What is China's famed growth and prosperity built on? For that matter, upon what foundation rests Dubai's once vigorous economy? They were both built on the same platform that the United States' storied nineteenth and early twentieth century economic growth rested upon, namely that of an army of mostly powerless, defacto indentured, and, quite often, just plain, old, slave labor. They say there is honor among thieves. I wouldn't know, but it's my view that there may be more honor, and certainly heaps more dignity, and freedom, at least until one is caught, being a petty thief in China than working for some charnel house like Foxconn.
It's interesting to note the similarities for the average Joe and Josephine Chin under capitalism compared to life under another oppositional ism spawned by Karl Marx. Both socioeconomic orders featured, and this may be a peculiarly Chinese trait, or not, big bosses-you know, the ones with immense authority, power, and, of course, big time perks-who seem to instinctively paint themselves as mere humble servants of the social order, working for the greater good, unconcerned with their own prosperity.
As Foxconn boss man, Terry Gou, put it:
"I am not interested in knowing how much I have. I don't care. I am working not for money at this moment, I am working for society, I am working for my employees."
One would very much like to ask Mr. Gou what salary he receives from his employees?
And lest we find ourselves taken in by the posture of selflessness, here is a more telling quote regarding the sensitivity of the aforesaid, Mr. Gou,
"The first one, (suicide) second one, and third one, I did not see this as a serious problem. We had around 800,000 employees, and here [in Longhua] we are about 2.1 square kilometers. At the moment, I'm feeling guilty. But at that moment, I didn't think I should be taking full responsibility." After the fifth suicide, in March, Gou says, "I decided to do something different."
Right. One wonders what amounts to taking full responsibility? Legally speaking that would seem to indicate, at the very least, some jail time.

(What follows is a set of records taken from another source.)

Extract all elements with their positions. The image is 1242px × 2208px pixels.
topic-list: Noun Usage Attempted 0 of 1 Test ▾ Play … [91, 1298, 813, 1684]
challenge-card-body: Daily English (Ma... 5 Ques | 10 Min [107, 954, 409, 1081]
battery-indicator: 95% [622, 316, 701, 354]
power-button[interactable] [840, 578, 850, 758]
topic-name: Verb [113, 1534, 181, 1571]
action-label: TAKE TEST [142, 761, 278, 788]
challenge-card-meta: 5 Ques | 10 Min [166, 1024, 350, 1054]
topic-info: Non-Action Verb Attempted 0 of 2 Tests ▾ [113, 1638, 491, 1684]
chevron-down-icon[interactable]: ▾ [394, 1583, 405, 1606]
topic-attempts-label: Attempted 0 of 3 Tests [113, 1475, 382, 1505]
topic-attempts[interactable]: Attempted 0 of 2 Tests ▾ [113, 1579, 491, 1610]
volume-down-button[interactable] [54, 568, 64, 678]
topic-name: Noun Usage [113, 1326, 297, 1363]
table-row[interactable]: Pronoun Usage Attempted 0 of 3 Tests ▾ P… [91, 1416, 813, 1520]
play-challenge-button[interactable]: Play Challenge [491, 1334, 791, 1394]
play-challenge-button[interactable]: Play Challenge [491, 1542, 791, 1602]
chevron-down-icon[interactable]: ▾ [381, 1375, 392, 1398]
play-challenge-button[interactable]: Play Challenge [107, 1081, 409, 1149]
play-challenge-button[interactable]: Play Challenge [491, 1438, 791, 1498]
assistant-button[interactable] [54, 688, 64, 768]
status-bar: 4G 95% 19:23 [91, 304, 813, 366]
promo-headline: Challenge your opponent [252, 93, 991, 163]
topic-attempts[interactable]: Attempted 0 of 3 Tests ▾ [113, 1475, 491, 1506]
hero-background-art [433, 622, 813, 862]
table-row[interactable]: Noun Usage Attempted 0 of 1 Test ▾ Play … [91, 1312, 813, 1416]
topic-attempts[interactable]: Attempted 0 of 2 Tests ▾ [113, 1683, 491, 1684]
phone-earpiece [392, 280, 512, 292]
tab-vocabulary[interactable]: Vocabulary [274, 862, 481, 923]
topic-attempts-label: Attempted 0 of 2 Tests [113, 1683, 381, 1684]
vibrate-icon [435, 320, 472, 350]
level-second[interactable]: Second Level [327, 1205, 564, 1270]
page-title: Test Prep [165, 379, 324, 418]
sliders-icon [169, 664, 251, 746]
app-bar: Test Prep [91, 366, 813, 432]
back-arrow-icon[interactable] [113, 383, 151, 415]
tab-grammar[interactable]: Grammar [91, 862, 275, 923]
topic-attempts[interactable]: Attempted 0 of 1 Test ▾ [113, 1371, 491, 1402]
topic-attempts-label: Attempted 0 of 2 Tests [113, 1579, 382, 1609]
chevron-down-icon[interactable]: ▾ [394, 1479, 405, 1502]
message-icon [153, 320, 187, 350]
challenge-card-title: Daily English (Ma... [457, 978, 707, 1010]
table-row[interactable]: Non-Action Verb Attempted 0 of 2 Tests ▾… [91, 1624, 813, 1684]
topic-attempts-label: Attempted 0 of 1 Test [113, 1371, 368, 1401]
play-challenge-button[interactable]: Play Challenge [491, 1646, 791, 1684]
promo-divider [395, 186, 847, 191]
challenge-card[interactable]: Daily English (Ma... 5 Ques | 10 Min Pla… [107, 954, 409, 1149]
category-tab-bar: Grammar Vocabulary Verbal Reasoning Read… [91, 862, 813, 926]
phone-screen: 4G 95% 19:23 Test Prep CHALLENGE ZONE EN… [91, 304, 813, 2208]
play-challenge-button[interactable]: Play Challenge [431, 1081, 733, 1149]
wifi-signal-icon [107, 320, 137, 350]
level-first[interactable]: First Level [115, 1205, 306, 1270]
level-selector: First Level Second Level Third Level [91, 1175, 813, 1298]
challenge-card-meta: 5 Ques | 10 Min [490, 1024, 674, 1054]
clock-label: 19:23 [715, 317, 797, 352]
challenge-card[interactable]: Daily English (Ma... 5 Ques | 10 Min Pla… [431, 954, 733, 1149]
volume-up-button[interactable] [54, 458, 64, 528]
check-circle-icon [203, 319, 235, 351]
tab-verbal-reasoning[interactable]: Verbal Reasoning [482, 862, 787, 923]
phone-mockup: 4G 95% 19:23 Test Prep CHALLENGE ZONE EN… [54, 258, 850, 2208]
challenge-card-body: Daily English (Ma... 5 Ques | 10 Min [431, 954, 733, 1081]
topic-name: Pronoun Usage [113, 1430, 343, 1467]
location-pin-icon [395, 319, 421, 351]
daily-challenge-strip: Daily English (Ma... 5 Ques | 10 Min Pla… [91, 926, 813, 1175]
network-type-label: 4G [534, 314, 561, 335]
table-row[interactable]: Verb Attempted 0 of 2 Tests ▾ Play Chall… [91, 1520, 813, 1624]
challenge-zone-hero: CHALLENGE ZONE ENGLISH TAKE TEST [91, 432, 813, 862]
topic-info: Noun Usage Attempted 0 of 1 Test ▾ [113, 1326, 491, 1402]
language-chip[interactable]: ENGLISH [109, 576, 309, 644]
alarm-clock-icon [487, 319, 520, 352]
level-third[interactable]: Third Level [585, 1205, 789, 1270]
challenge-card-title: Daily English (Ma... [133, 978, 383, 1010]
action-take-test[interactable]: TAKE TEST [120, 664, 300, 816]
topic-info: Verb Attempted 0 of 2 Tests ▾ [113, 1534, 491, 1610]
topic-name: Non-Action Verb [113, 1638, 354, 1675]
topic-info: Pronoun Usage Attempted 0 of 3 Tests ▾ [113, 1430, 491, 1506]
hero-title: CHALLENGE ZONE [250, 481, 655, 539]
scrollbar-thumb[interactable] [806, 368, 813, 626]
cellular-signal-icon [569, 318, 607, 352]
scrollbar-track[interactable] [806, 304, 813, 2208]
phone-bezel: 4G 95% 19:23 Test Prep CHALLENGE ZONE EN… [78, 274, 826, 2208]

On another, related, note, China's meteoric rise to economic prominence must be put down to more than just cheap, cheap, cheap virtual slave labor. It's also the result of a top down wild west mentality that decrees that environmental concerns aren't, well, something business needs to be overly concerned with. And so, concomitant with China's prosperity is pollution throughout the country that would've made a resident of 1930s Pittsburgh blanche, if not choke up and keel over.